ECLI:NL:HR:2016:1038

Hoge Raad

Datum uitspraak
3 juni 2016
Publicatiedatum
2 juni 2016
Zaaknummer
15/04939
Instantie
Hoge Raad
Type
Uitspraak
Rechtsgebied
Bestuursrecht; Belastingrecht
Procedures
  • Cassatie
Rechters
Vindplaatsen
  • Rechtspraak.nl
AI samenvatting door LexboostAutomatisch gegenereerd

Cassatieberoep tegen uitspraak Gerechtshof Arnhem-Leeuwarden inzake inkomstenbelasting en Zorgverzekeringswet

In deze zaak heeft de Hoge Raad op 3 juni 2016 uitspraak gedaan in een cassatieberoep van belanghebbende tegen een eerdere uitspraak van het Gerechtshof Arnhem-Leeuwarden. De zaak betreft de aan belanghebbende opgelegde aanslagen in de inkomstenbelasting en de inkomensafhankelijke bijdrage Zorgverzekeringswet voor het jaar 2010. De belanghebbende had hoger beroep ingesteld tegen de uitspraak van de Rechtbank Gelderland, die de aanslagen had bevestigd.
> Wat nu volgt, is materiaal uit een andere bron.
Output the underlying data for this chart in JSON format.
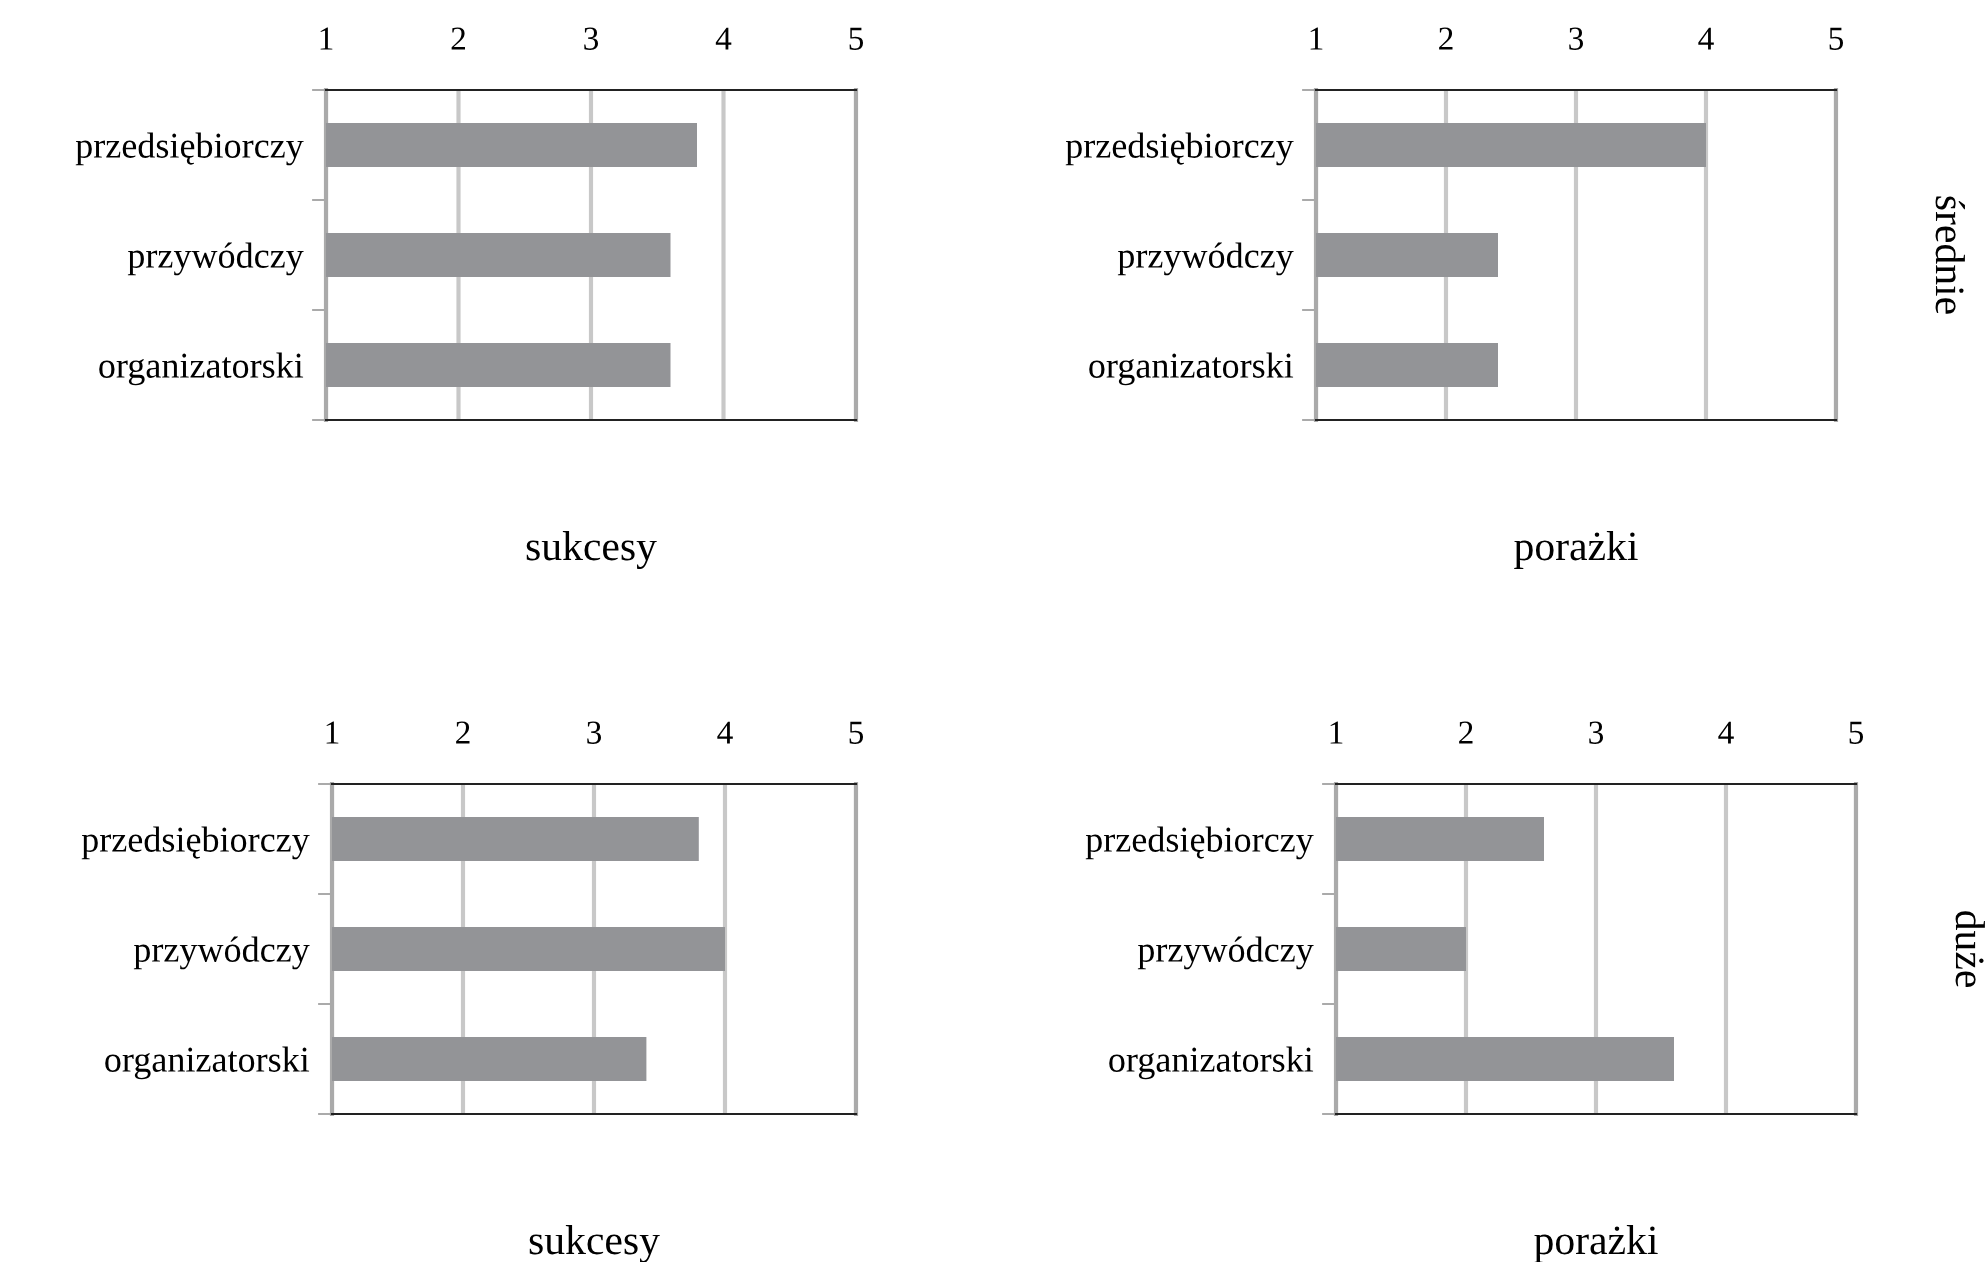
{
  "chart_data": [
    {
      "type": "bar",
      "orientation": "horizontal",
      "categories": [
        "przedsiębiorczy",
        "przywódczy",
        "organizatorski"
      ],
      "values": [
        3.8,
        3.6,
        3.6
      ],
      "color": "#939497",
      "xlim": [
        1,
        5
      ],
      "xticks": [
        1,
        2,
        3,
        4,
        5
      ],
      "xlabel": "sukcesy",
      "grid": "x"
    },
    {
      "type": "bar",
      "orientation": "horizontal",
      "categories": [
        "przedsiębiorczy",
        "przywódczy",
        "organizatorski"
      ],
      "values": [
        4.0,
        2.4,
        2.4
      ],
      "color": "#939497",
      "xlim": [
        1,
        5
      ],
      "xticks": [
        1,
        2,
        3,
        4,
        5
      ],
      "xlabel": "porażki",
      "grid": "x",
      "annotations": [
        "średnie"
      ]
    },
    {
      "type": "bar",
      "orientation": "horizontal",
      "categories": [
        "przedsiębiorczy",
        "przywódczy",
        "organizatorski"
      ],
      "values": [
        3.8,
        4.0,
        3.4
      ],
      "color": "#939497",
      "xlim": [
        1,
        5
      ],
      "xticks": [
        1,
        2,
        3,
        4,
        5
      ],
      "xlabel": "sukcesy",
      "grid": "x"
    },
    {
      "type": "bar",
      "orientation": "horizontal",
      "categories": [
        "przedsiębiorczy",
        "przywódczy",
        "organizatorski"
      ],
      "values": [
        2.6,
        2.0,
        3.6
      ],
      "color": "#939497",
      "xlim": [
        1,
        5
      ],
      "xticks": [
        1,
        2,
        3,
        4,
        5
      ],
      "xlabel": "porażki",
      "grid": "x",
      "annotations": [
        "duże"
      ]
    }
  ]
}
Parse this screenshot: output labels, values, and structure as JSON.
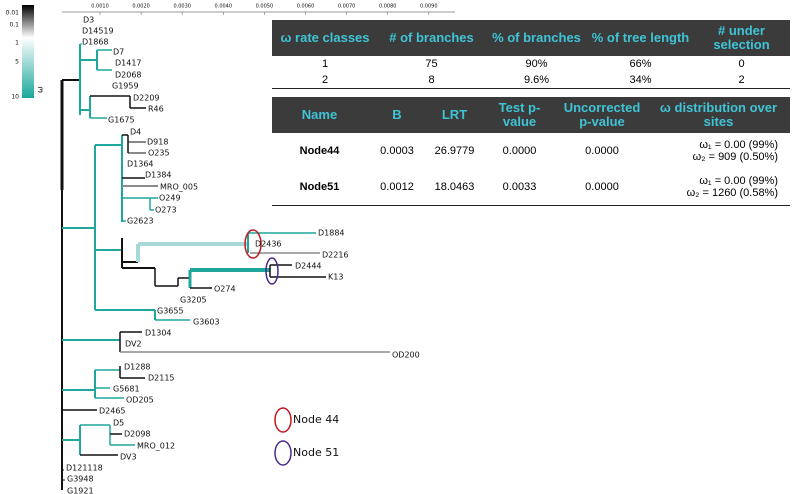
{
  "color_scale": {
    "labels": [
      "0.01",
      "0.1",
      "1",
      "5",
      "10"
    ],
    "symbol": "ω"
  },
  "scale_axis": {
    "ticks": [
      "0.0010",
      "0.0020",
      "0.0030",
      "0.0040",
      "0.0050",
      "0.0060",
      "0.0070",
      "0.0080",
      "0.0090"
    ]
  },
  "tree": {
    "leaves": [
      "D3",
      "D14519",
      "D1868",
      "D7",
      "D1417",
      "D2068",
      "G1959",
      "D2209",
      "R46",
      "G1675",
      "D4",
      "D918",
      "O235",
      "D1364",
      "D1384",
      "MRO_005",
      "O249",
      "O273",
      "G2623",
      "D1884",
      "D2436",
      "D2216",
      "D2444",
      "K13",
      "O274",
      "G3205",
      "G3655",
      "G3603",
      "D1304",
      "DV2",
      "OD200",
      "D1288",
      "D2115",
      "G5681",
      "OD205",
      "D2465",
      "D5",
      "D2098",
      "MRO_012",
      "DV3",
      "D121118",
      "G3948",
      "G1921"
    ]
  },
  "table1": {
    "header": [
      "ω rate classes",
      "# of branches",
      "% of branches",
      "% of tree length",
      "# under selection"
    ],
    "rows": [
      [
        "1",
        "75",
        "90%",
        "66%",
        "0"
      ],
      [
        "2",
        "8",
        "9.6%",
        "34%",
        "2"
      ]
    ]
  },
  "table2": {
    "header": [
      "Name",
      "B",
      "LRT",
      "Test p-value",
      "Uncorrected p-value",
      "ω distribution over sites"
    ],
    "rows": [
      [
        "Node44",
        "0.0003",
        "26.9779",
        "0.0000",
        "0.0000",
        [
          "ω₁ = 0.00 (99%)",
          "ω₂ = 909 (0.50%)"
        ]
      ],
      [
        "Node51",
        "0.0012",
        "18.0463",
        "0.0033",
        "0.0000",
        [
          "ω₁ = 0.00 (99%)",
          "ω₂ = 1260 (0.58%)"
        ]
      ]
    ]
  },
  "legend": [
    {
      "label": "Node 44"
    },
    {
      "label": "Node 51"
    }
  ]
}
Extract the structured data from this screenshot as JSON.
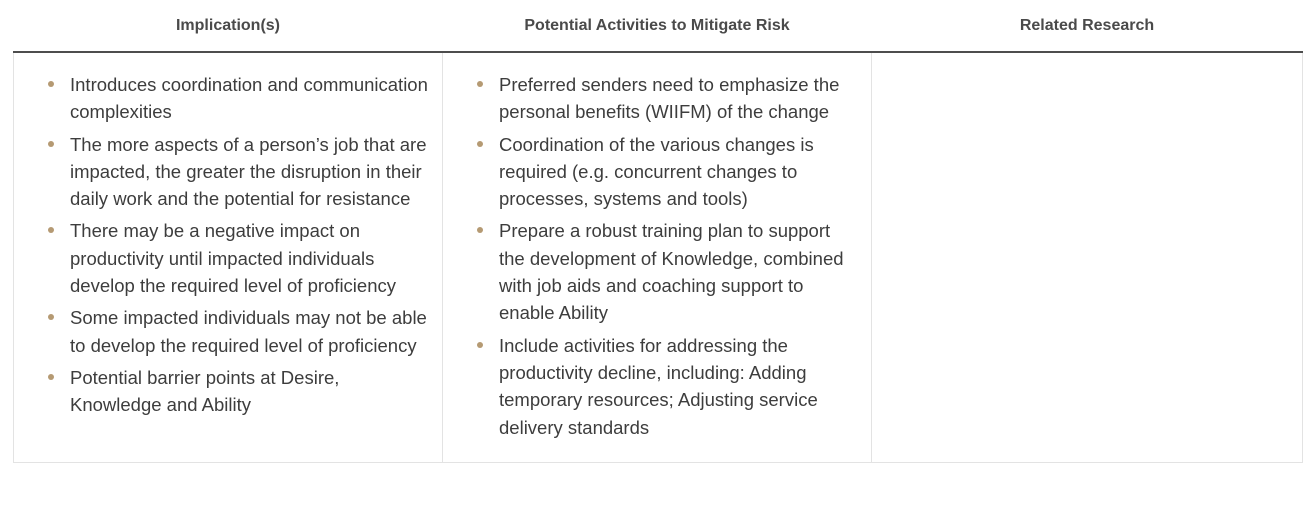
{
  "table": {
    "headers": [
      "Implication(s)",
      "Potential Activities to Mitigate Risk",
      "Related Research"
    ],
    "columns": {
      "implications": [
        "Introduces coordination and communication complexities",
        "The more aspects of a person’s job that are impacted, the greater the disruption in their daily work and the potential for resistance",
        "There may be a negative impact on productivity until impacted individuals develop the required level of proficiency",
        "Some impacted individuals may not be able to develop the required level of proficiency",
        "Potential barrier points at Desire, Knowledge and Ability"
      ],
      "activities": [
        "Preferred senders need to emphasize the personal benefits (WIIFM) of the change",
        "Coordination of the various changes is required (e.g. concurrent changes to processes, systems and tools)",
        "Prepare a robust training plan to support the development of Knowledge, combined with job aids and coaching support to enable Ability",
        "Include activities for addressing the productivity decline, including: Adding temporary resources; Adjusting service delivery standards"
      ],
      "research": []
    }
  },
  "colors": {
    "bullet": "#b59a73",
    "header_rule": "#4d4d4d",
    "cell_border": "#e3e3e3",
    "text": "#3d3d3d"
  }
}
De Hoge Raad heeft de middelen van belanghebbende beoordeeld, maar deze konden niet tot cassatie leiden. De Hoge Raad oordeelde dat de middelen geen nadere motivering behoefden, omdat zij niet nopen tot beantwoording van rechtsvragen die van belang zijn voor de rechtseenheid of de rechtsontwikkeling. Tevens heeft de Hoge Raad geen termen aanwezig geacht voor een veroordeling in de proceskosten. Uiteindelijk heeft de Hoge Raad het beroep in cassatie ongegrond verklaard.

Uitspraak

3 juni 2016
Nr. 15/04939
Arrest
gewezen op het beroep in cassatie van
[X]te
[Z](hierna: belanghebbende) tegen de uitspraak van het
Gerechtshof Arnhem-Leeuwardenvan 15 september 2015, nrs. 14/00875 en 14/00876, op het hoger beroep van belanghebbende tegen een uitspraak van de Rechtbank Gelderland (nrs. AWB 13/5214 en 13/5215) betreffende de aan belanghebbende voor het jaar 2010 opgelegde aanslag in de inkomstenbelasting/premie volksverzekeringen en de voor het jaar 2010 opgelegde aanslag inkomensafhankelijke bijdrage Zorgverzekeringswet.

1.Geding in cassatie

Belanghebbende heeft tegen ’s Hofs uitspraak beroep in cassatie ingesteld en daarbij een aantal middelen voorgesteld.
De Staatssecretaris van Financiën heeft een verweerschrift ingediend.
Belanghebbende heeft een conclusie van repliek ingediend.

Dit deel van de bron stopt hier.